A study released late today by the Environmental Working Group reported that a laboratory analysis it commissioned found the plastic component BPA on 40 percent of receipts from McDonald's, CVS, KFC, Whole Foods, Wal-Mart, Safeway and other businesses.
BPA is used to coat thermal paper, which reacts with dye to form black print on receipts handled by millions of Americans every day. In laboratory tests, the chemical has been linked to a long list of serious health problems in animals. Several environmental activists, including Sen. Dianne Feinstein, D-Calif., also have called for removing BPA from canned goods.
"Consumers are being exposed to BPA at the point of sale once they're handed a receipt," senior scientist Dr. Anila Jacob told AOL News.
These receipts pile up in purses, wallets and shopping bags, coming into contact with food and other items. When handled, the slips of thermal paper can easily contaminate fingers, which then can result in oral or dermal exposure, the physician explained.
Wipe tests conducted by EWG's researchers easily removed BPA from the sample receipts, indicating that the chemical could rub off on the hands of a person handling the paper. The heat-activated paper that was tested contained as much as 3 percent pure BPA by weight, EWG reported.
But is this harmful to humans?
The EWG, a national nonprofit organization, is undertaking additional studies to determine whether and to what degree BPA enters the body.
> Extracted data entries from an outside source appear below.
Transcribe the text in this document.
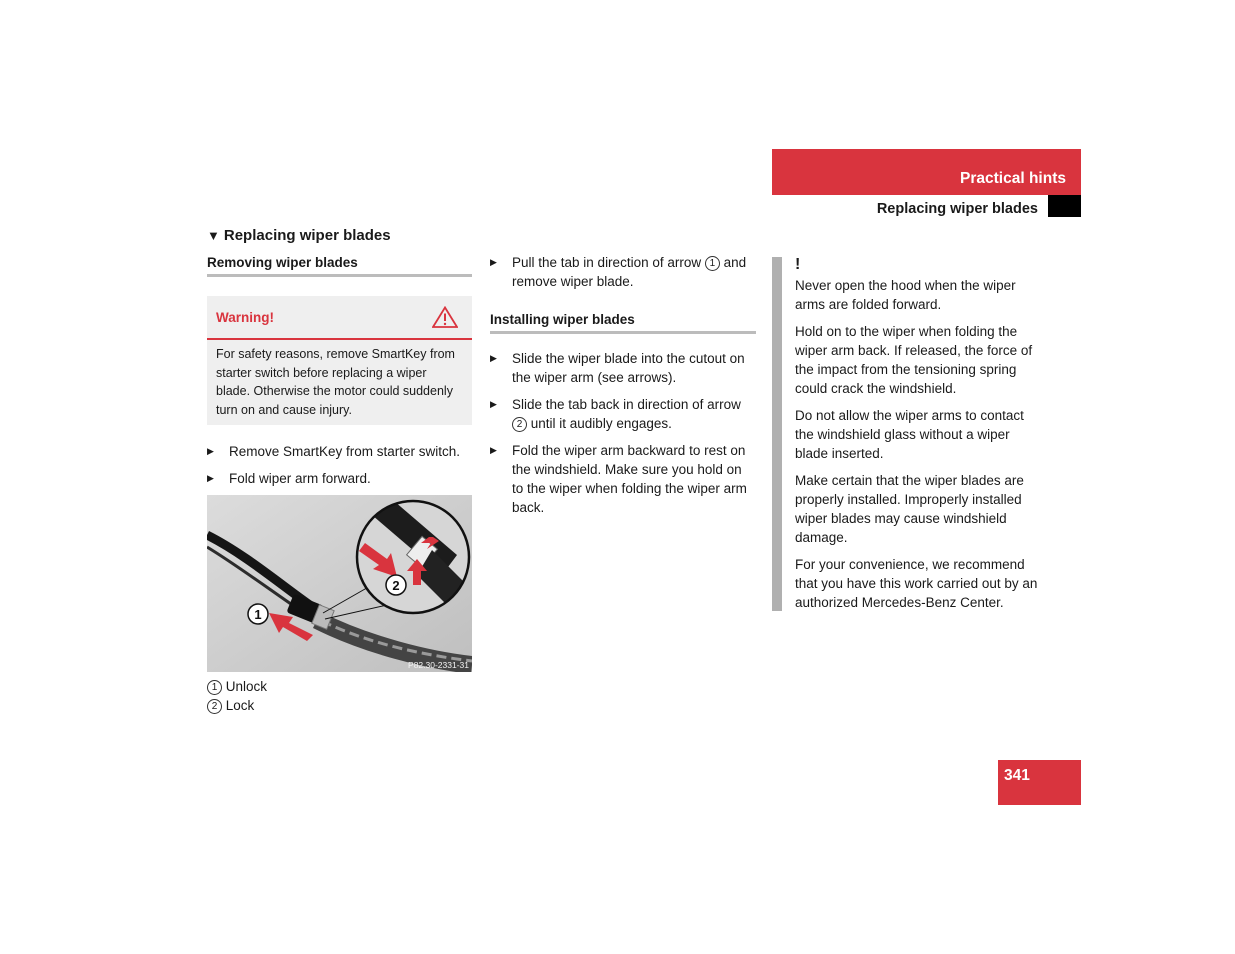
Practical hints
Replacing wiper blades
▼ Replacing wiper blades
Removing wiper blades
Warning!
For safety reasons, remove SmartKey from starter switch before replacing a wiper blade. Otherwise the motor could suddenly turn on and cause injury.
▶ Remove SmartKey from starter switch.
▶ Fold wiper arm forward.
2
1
P82.30-2331-31
1 Unlock
2 Lock
▶ Pull the tab in direction of arrow 1 and remove wiper blade.
Installing wiper blades
▶ Slide the wiper blade into the cutout on the wiper arm (see arrows).
▶ Slide the tab back in direction of arrow 2 until it audibly engages.
▶ Fold the wiper arm backward to rest on the windshield. Make sure you hold on to the wiper when folding the wiper arm back.
!

Never open the hood when the wiper arms are folded forward.

Hold on to the wiper when folding the wiper arm back. If released, the force of the impact from the tensioning spring could crack the windshield.

Do not allow the wiper arms to contact the windshield glass without a wiper blade inserted.

Make certain that the wiper blades are properly installed. Improperly installed wiper blades may cause windshield damage.

For your convenience, we recommend that you have this work carried out by an authorized Mercedes-Benz Center.

341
However, earlier this month Swiss scientist Sandra Biedermann and her colleagues from the Zurich Official Food Control Authority reported that BPA from register receipts can "enter the skin to such a depth that it can no longer be washed off."
That finding raises the possibility that the chemical infiltrates the skin's lower layers to enter the bloodstream directly, the EWG says.
The Fix May Be Easy
However, the scientists did not detect any BPA or only trace amounts in receipts from Target, Starbucks, some bank ATMs and other enterprises.
Avoiding Contact With BPA Receipts
"Since 60 percent of the receipts EWG tested did not contain BPA, we know there is an easy fix for retailers who still use paper containing the chemical," Jacob added.
For almost two years now, public health and environmental experts have been pushing to reduce BPA exposure, especially in cans for processed food, baby bottles and infant formula.
In animal tests, scientists have produced evidence that BPA can induce abnormal reproductive system development, diminished intellectual capacity and behavioral abnormalities and can set the stage for other serious conditions, such as reproductive system cancer, obesity, diabetes, early puberty, resistance to chemotherapy, asthma and cardiovascular system disorders.
The EWG added that exposure can also cause epigenetic changes, meaning alterations in the way genes switch off and on and genetic changes that can be passed on to the next generation.
Scientists at the University of Missouri's Division of Biological Sciences laboratory examined receipts collected from big-name and mom-and-pop stores, ATMs, gas stations and other commercial operations in seven states and the District of Columbia, according to the EWG.
The amount of BPA the analysis found on the feather-weight scraps of paper were 250 to 1,000 times greater than other, more widely criticized sources carrying the toxin.
Risk to Workers
The BPA coating on receipt paper is an obvious concern for shoppers, but even more so for the millions of people who staff cash registers and bag groceries at tens of thousands of retailers across the country
The Swiss researchers reported that a person repeatedly touching thermal printer paper for 10 hours a day could be exposed to 42 times the present tolerable daily exposure.
The risk from handling BPA-laden receipts can be significant, Jacob said, and added that eliminating exposure to this ubiquitous yet toxic substance should remain the first priority of U.S. lawmakers.
The EWG study says statistics from the federal Centers for Disease Control and Prevention show that retail workers carry an average of 30 percent more BPA in their bodies than other adults.
AOL News asked the Occupational Safety and Health Administration if it had plans to control this occupational exposure but received no reply.